O perigo expresso por esses movimentos, bem como pelo maniqueísmo, parece não ter sido tão grande a ponto de a Igreja precisar se envolver mais energicamente com a questão dogmática do mal. Um fator que contribuiu para isso foi certamente a visão otimista da nossa Igreja sobre a natureza humana. A Igreja Ortodoxa ensina que a imagem divina não foi radicalmente alterada nas pessoas, mas foi manchada até certo ponto, de modo que ainda podemos nos aproximar das pessoas mais pecadoras com confiança e esperança, vendo os raios de luz bons em vez das sombras do mal. Para nós, que crescemos no espírito da Igreja Oriental, nenhum pecado, nenhuma apostasia por parte de outras pessoas pode nos privar da esperança de que as veremos renovadas, renascidas. Não pode destruir nossa convicção de que elas ainda têm facetas ocultas, as quais, se pudéssemos trazê-las à luz, nos surpreenderiam com a delicadeza da bondade dessas pessoas.

Hoje, porém, é essencial que a resposta ao problema do mal seja pensada em detalhes e apresentada com clareza. A perspectiva dos cristãos ortodoxos demonstra uma tendência a ser influenciada por um maniqueísmo de origem ocidental.

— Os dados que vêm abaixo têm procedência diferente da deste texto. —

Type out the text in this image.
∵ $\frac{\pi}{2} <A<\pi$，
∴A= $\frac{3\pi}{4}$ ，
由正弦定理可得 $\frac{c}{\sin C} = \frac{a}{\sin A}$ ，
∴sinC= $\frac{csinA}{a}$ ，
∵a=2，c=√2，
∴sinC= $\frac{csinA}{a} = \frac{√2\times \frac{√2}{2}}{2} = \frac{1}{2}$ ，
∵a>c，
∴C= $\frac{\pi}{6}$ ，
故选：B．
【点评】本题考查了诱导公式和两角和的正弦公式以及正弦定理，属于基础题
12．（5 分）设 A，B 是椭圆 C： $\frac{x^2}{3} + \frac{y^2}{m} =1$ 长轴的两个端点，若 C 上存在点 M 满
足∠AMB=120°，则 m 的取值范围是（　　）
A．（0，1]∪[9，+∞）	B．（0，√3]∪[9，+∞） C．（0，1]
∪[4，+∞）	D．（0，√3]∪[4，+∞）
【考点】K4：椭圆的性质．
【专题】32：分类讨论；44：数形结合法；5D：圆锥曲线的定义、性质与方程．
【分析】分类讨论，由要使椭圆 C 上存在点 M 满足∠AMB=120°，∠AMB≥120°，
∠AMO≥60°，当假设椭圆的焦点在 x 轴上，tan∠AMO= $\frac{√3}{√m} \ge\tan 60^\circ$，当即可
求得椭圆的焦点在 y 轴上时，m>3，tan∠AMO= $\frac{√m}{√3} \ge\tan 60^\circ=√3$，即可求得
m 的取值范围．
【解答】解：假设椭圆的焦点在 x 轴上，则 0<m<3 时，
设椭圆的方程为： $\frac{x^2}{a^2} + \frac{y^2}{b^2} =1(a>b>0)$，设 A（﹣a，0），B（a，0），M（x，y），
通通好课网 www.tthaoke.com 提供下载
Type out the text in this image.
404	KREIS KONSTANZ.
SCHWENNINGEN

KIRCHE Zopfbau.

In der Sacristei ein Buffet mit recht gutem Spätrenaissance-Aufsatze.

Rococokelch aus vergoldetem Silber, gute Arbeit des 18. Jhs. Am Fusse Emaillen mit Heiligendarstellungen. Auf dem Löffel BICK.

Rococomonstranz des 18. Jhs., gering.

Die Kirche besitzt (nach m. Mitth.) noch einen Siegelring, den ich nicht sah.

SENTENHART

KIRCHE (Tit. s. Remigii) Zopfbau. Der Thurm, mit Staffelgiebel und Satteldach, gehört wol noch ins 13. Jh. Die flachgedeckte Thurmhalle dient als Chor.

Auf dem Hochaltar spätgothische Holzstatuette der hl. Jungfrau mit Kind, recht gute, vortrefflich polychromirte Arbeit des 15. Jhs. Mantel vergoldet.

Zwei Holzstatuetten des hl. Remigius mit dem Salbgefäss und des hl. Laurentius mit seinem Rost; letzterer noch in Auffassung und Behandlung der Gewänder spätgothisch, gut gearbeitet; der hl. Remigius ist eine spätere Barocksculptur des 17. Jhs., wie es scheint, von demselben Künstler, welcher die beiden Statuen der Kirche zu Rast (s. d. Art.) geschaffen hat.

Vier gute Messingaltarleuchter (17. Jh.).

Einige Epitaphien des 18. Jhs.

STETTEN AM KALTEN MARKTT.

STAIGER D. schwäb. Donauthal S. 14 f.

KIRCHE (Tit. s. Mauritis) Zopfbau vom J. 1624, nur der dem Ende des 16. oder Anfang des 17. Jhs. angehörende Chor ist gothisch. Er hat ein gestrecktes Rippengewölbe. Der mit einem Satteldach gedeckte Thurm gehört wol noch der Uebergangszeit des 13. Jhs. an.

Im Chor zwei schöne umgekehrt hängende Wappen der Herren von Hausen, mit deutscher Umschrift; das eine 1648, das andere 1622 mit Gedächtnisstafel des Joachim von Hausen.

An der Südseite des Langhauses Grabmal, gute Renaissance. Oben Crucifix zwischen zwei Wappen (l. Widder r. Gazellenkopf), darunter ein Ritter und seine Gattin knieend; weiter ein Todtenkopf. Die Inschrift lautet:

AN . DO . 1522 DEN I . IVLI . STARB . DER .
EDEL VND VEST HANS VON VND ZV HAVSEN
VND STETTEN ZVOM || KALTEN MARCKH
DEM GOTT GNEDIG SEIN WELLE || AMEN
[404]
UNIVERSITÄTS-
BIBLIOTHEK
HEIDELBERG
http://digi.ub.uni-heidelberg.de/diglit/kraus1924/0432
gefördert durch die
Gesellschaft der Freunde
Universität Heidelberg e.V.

Como esse maniqueísmo ganhou tanto espaço no Ocidente? Não, creio eu, sob a influência do Catolicismo (embora seu ensinamento de que o pecado consiste em uma concupiscentia carnis e, portanto, é algo inteiramente corpóreo, tenha contribuído em certa medida) ou do Protestantismo, mas mais sob a influência do racionalismo. Se você tem confiança em seus próprios poderes, acredita que quanto mais civilizado for, menos pecados terá, enquanto sábios e pessoas cultas são considerados criaturas angelicais, visto que superaram os excessos da carne que afligem outras pessoas simples. Há uma ideia generalizada de que as pessoas podem se tornar perfeitas por meio de seus próprios esforços, sem qualquer ajuda do alto, visto que conseguem transcender os excessos carnais dos incultos. Em termos gerais, pessoas educadas não bebem, não fumam, não infringem a lei, não julgam os outros, não são excessivamente expansivas e todos as consideram santas. Dessa forma, a ideia de que o pecado é algo exclusivamente carnal se enraíza e de que quanto mais nossas expressões corporais forem suprimidas, mais poderemos viver no espírito. Dessa forma, seremos menos pecadores, ou até mesmo não seremos.

Essa visão racionalista e humanista (confiança excessiva em nossos poderes, excluindo todo o resto) também se aplica às seitas (devemos observar que, no mundo ortodoxo, ela chegou de duas maneiras: pela circulação de livros relevantes e por meio de seitas).

Por mais atraente que esse espírito maniqueísta pudesse ser para os simples, ele não penetrou em nosso próprio povo ortodoxo. Os jejuns, a frequência à igreja, a abstinência de bebida e fumo, os votos monásticos, eram todos essencialmente práticos, mas não eram considerados por aqueles que os aplicavam como um meio absoluto de purificação. Ainda estamos conscientes de nossa pecaminosidade predominante.